Thursday, October 26, 2023

Addendum for Day 3

We had a handful of excellent experiences yesterday that are worth documenting.  After a rich breakfast at Terrell House we made our way into the French Quarter, arriving at the New Orleans National Historical Park in time to join the 10 am history lecture.  (The Park covers both Louisiana history and Jazz.)  A young Ranger talked about the history of jazz focusing on the role played by the percussion instruments and demonstrating as he went, first on a hand-held traditional drum and then on a full band drum kit.  The percussion sets the rhythm – for marching bands, the rhythm needs to be strict, to keep everyone on the same beat.  For dance bands, the beat can be looser, and a good drummer follows the patterns of the dancers.  The Ranger then talked about the walking jazz groups that are seen in New Orleans for funerals and parades.  First Line bands play for funerals as the mourners go into the cemetery -the group includes only family and friends, and the music is sober and low key, reflecting death and grieving.  Second Line bands join the group as they leave the cemetery and play livelier and more joyous music, signifying expectations of rebirth.  Any member of the community can join the dancing and celebration as the Second Line moves along.


 

We wandered around the Quarter for a while, checking out the main sight-seeing points (St.
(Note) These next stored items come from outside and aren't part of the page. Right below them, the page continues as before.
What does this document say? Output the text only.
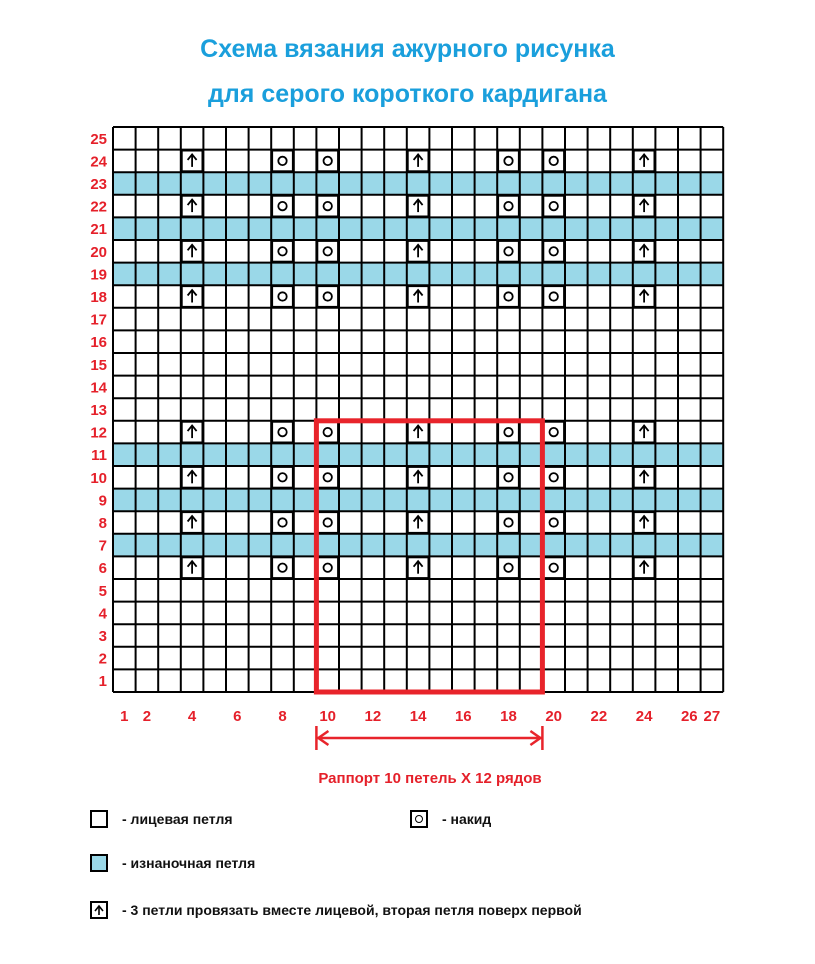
Схема вязания ажурного рисунка
для серого короткого кардигана
1
2
3
4
5
6
7
8
9
10
11
12
13
14
15
16
17
18
19
20
21
22
23
24
25
1 2 4 6 8 10 12 14 16 18 20 22 24 26 27
Раппорт 10 петель Х 12 рядов
- лицевая петля	- накид
- изнаночная петля
- 3 петли провязать вместе лицевой, вторая петля поверх первой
Louis Basilica, Jackson Square, the Mississippi River overlook, and the French Market) and admiring the quaint architecture.  We walked along Bourbon Street.  After buying fruit smoothies, we returned to the National Park to rest in the courtyard.  We then went in for an hour-long piano concert by a local musician named Ricki Monie, who played with the Preservation Hall Jazz Band for several decades and now plays piano and organ at local churches and other private gigs.  We heard assorted jazz pieces, some ‘classics’ and some he wrote himself, all demonstrating amazing musicianship.  In the course of his career, he performed at the White House (for 5 different Presidents), at Buckingham Palace, at the Kennedy Center, and at the Newport Jazz Festival among others.  In response to an audience question, he said his favorite audience was the King of Thailand, a skilled musician himself.  Mr. Monie enjoyed his time in Thailand so much that, to this day, he has a Thai tailor and his wife has a personal seamstress. 



Our final event for the day was a dinner class at the New Orleans School of Cooking, along with 7 other students.  Our instructor, a 70-year-old master chef, talked us through the background and cooking principles behind the menu dishes, as we enjoyed wine and beer.  We then shifted to the kitchen which was set up with 5 cooking stations.  Sous chefs or assistants had already done at the prep work on all the ingredients which were lined up in the order they would be added.  The assistants also took care of clean-up, making our jobs much easier.  Otherwise, the students cooked our meal for the evening.




Our first dish was a chicken-andouille gumbo, a soup that starts with the tricky step of preparing a roux.  A roux is basically a mixture of fat and flour that gets cooked until it reaches the right color, flavor, and consistency but can easily become a burnt mess.  Elaine, who does not normally cook, took the lead on making the roux and did a fine job.  The instructor, who kept an eye on everyone’s progress, coaching us through each step and offering seasoning tips, was surprisingly irreverent about the roux – he popped by to add extra oil or extra flour if he thought the mixture was too dry or too wet.  Betsy handled the rest of the gumbo process as well as the pecan rice.  Phil took charge of preparing the fish, black drum from the Gulf of Mexico, that was dredged in a mixture of seasoned flour and then pan-fried.  This is the cooking technique that we use most at home but the instructor insisted that the fish needs to be dry before it goes into the hot pan, so it sears rather than steams, resulting in better flavor.  


 


At this point, we sat down to enjoy our dinner, full of excellent flavors and textures.  For dessert, the dish was Bananas Foster which featured a flashy spectacle of flaming liquor (our supplies included 4-ounces of dark rum that made a fine show).  It’s surprisingly simple to prepare as long as you keep your eyebrows safe.  An assistant is expected to throw Voodoo Magic (actually ground cinnamon) into the flames to make little sparks – Phil got that job.






We left New Orleans this morning for a long drive to Galveston, which we thought we had to reach by 4 pm so we took only one short break.  Our last leg was a free ferry from Port Bolivar to Galveston.